Permacounterculture On view through Sept. 10 at Hamiltonian Gallery, 1353 U St. NW. 202-332-1116. hamiltoniangallery.com.

Billy Friebele & Mike Iacovone

If murders had physical as well as emotional weight, the maps in “City of Ghosts” would slump to the right. Billy Friebele and Mike Iacovone’s Flashpoint Gallery show includes shadow-box diagrams of the locations of D.C. homicides in 2013, 2014 and 2015, as well as a projected video piece that overlays 2016’s slayings with other statistics such as neighborhood unemployment rates. These correlate ominously, if not surprisingly, on the city’s eastern side.

The show is the result of a year-long residency at the D.C. Public Library, and includes works made with devices from the Martin Luther King Jr.
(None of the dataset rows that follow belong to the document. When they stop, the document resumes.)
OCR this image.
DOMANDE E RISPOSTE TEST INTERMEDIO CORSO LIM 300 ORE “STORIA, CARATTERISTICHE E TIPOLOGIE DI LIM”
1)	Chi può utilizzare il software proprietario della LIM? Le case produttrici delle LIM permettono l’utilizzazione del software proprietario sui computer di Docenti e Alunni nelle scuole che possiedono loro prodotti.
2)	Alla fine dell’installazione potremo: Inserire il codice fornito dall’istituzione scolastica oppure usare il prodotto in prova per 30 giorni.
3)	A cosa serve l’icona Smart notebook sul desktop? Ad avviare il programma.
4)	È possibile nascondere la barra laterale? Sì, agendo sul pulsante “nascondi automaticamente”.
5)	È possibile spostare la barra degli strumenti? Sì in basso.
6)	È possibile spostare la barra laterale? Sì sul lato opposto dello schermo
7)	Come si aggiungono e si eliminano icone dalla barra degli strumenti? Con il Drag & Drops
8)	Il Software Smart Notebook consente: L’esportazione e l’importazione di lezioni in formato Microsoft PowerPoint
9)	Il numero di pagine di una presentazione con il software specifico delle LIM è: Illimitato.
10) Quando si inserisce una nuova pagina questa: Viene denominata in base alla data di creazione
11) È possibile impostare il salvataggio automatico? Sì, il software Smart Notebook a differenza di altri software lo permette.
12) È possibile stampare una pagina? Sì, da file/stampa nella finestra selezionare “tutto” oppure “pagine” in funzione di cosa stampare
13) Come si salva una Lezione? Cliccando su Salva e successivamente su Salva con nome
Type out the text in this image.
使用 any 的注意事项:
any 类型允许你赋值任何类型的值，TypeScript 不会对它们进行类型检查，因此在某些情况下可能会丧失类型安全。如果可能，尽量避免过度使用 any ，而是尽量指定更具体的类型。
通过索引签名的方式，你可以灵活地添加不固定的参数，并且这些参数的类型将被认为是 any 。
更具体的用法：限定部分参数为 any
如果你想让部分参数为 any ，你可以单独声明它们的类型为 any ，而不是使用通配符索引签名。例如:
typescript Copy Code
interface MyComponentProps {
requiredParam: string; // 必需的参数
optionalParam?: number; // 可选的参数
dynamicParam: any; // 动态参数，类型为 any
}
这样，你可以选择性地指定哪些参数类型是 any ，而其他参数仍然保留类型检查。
Memorial Library’s Fab Lab. (“Fab” is short for fabrication, not fabulous.) A model of a facetiously proposed Chinatown monument stacks pieces produced via a 3-D printer, while a sound-activated automatic drawing machine sketches atop projected historical pictures of Chinatown and nearby blocks.

Many of the buildings shown in these images are also now ghosts, although their destruction is different from the loss of lives memorialized in the show’s murder maps. Constructing charts may seem an inadequate answer to the local upsurge in killings, but then, so are nearly all the other responses.

Billy Friebele & Mike Iacovone: City of Ghosts On view through Sept. 10 at Flashpoint Gallery, 916 G St. NW. 202-315-1305. www.culturaldc.org/visual-arts/flashpoint-gallery.